Irwin pays €520 a month for his Cabra flat, he says.
It means the student – who suffers from clinical depression, anxiety and post-traumatic stress disorder – can afford it on his disability and rent allowance.
The landlord, Tom Daly, never raised his rent and they had a great relationship, he says. Daly passed away earlier this year.
“He was more like a father to me than my own father ever was, so I was devastated to learn of his ill health,” Irwin says.
In March, the landlord’s brother, who Irwin says is the executor of the will, served him with a notice to quit. The property is currently listed for sale at auction in November.
Irwin wants to know what will happen to him, and his dispute, if someone else buys the property. Gavin Elliott, legal advisor with Threshold, says that if the new landlord wants the tenants out, he would likely have to issue new notices of termination to them.
Because of the pause in evictions earlier this year, Irwin has until April next year before his notice is up.
Already, he fears homelessness.
He can’t share a room in homeless hostels because of his mental health, he says. There’s Covid-19 to worry about too.
He’s already asked Inner City Helping Homeless if they provide tents, he says. He’s reached out to Peter McVerry Trust. He’s linked in with Simon Community too, after a referral by Dublin City Council, he says.
Irwin has been on the Dublin City Council housing list for 17 years. Council staff pointed him to HAP. But that tops out at €660 for a single person. Obviously, he can’t find an apartment in Dublin for that, he says.
Councils have some discretion to grant 20 percent more than that. They can give up to 50 percent more than the limit if somebody is homeless or at immediate risk of homelessness, said a spokesperson for the Department of Housing in April.
Given that, the department is “satisfied that the HAP scheme is operating effectively”, they said.
But Dublin City Council no longer gives a higher HAP rate to households at risk of homelessness, Irwin says he was told by staff.
He contacted the council the day he got the notice and said he was going to be homeless in a couple of months, he says. “They said that the risk of becoming homeless is not the same as actually being homeless.”
A spokesperson for Dublin City Council says that single people in Dublin are often granted 20 percent discretion, bringing the payment up to €792 for those who manage to secure their own apartment.
Many households who receive a notice of termination will move to another property soon afterwards, says the spokesperson.
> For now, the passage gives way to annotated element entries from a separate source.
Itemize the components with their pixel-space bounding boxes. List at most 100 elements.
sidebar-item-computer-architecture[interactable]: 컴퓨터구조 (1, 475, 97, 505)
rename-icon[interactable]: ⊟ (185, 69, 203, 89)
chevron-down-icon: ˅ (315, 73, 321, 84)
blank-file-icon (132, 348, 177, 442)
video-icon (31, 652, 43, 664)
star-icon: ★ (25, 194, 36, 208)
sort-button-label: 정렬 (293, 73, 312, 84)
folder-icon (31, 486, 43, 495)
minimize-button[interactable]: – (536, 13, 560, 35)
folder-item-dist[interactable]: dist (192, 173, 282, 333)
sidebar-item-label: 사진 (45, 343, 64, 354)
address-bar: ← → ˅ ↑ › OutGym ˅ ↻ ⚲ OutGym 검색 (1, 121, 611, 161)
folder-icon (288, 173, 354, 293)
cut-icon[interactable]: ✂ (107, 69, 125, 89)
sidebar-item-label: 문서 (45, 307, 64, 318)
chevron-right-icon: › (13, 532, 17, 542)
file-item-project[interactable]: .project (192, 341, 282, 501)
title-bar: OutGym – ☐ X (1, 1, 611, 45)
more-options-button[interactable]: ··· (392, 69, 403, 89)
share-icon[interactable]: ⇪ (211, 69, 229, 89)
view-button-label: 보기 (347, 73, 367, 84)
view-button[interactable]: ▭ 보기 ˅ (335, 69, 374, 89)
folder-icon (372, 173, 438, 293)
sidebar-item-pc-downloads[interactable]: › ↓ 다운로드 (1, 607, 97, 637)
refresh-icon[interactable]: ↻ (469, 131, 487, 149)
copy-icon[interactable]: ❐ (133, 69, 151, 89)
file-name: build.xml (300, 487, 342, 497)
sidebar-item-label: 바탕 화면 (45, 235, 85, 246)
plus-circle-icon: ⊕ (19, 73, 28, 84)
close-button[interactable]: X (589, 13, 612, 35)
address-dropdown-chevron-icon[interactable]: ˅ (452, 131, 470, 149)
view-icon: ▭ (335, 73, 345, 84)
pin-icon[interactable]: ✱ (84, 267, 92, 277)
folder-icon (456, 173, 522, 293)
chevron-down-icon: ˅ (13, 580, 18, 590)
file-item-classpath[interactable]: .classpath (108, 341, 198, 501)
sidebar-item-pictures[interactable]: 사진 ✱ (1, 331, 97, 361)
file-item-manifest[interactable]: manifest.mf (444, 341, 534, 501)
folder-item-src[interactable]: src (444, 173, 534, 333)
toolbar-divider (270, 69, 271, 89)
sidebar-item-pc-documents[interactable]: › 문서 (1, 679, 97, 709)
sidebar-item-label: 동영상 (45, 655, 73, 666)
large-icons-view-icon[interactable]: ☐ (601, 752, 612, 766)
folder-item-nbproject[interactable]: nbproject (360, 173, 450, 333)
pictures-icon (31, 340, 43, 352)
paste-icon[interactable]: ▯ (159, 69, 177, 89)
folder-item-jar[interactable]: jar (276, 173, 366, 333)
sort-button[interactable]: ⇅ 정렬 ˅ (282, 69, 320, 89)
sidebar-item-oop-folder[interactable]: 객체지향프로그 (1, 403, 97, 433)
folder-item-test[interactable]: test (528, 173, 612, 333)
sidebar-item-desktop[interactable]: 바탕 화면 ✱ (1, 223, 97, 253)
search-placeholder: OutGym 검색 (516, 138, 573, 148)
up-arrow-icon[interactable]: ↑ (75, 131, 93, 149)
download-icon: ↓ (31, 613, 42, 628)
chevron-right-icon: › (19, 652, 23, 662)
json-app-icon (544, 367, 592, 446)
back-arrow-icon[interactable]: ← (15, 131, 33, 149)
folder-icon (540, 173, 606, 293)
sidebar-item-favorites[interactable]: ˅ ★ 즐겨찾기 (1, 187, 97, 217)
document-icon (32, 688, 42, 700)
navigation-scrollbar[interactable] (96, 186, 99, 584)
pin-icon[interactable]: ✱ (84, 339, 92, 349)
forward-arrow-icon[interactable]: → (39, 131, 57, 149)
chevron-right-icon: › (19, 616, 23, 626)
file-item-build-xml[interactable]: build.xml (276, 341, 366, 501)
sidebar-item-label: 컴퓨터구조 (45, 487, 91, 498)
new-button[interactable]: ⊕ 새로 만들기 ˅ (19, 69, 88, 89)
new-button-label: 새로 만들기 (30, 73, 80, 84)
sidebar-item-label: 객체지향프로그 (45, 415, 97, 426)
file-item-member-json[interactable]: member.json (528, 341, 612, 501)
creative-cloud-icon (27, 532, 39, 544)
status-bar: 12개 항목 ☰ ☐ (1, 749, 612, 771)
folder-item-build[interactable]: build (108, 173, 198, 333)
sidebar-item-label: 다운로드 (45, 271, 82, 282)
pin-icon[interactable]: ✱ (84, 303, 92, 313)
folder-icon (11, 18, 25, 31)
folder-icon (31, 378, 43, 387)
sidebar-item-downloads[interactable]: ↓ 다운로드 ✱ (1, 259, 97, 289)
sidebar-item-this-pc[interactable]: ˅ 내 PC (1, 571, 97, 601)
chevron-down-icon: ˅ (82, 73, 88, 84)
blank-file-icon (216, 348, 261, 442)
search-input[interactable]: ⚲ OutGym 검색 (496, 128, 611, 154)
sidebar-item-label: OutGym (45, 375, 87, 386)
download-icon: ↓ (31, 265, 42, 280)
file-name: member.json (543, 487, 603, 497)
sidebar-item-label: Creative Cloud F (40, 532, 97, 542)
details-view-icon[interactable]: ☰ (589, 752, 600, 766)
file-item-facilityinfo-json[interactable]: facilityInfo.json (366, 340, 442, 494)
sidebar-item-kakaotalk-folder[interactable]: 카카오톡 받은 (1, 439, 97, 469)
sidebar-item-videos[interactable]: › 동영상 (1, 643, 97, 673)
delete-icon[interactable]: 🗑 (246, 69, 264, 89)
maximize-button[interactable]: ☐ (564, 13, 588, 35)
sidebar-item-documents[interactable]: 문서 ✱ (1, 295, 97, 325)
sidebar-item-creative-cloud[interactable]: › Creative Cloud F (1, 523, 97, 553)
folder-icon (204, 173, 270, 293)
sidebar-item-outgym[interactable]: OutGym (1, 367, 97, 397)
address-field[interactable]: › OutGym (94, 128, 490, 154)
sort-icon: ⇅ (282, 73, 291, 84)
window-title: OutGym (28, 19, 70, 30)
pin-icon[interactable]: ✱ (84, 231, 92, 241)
But if a person is still unable to find a home, once they are in the last month of their notice period, they can avail of the higher rate of €990, she says.
Perry, the independent councillor, says he queried whether people need to present as homeless before receiving a higher rent subsidy with the council, and it “seemed determined that they wouldn’t give homeless HAP unless people were actually in emergency accommodation”, he says.
Landlords are only accepting that higher Homeless HAP now and that this is driving up rents, says Perry. So to try to dampen rents, the council is tightening up.
“I can understand what the council is trying to do, but the difficulty is you have real families and real people caught in between,” says Perry.
It means more single people are becoming homeless in the city, he says. “We were prioritising the prevention of homelessness. Clearly, that is not the priority now.”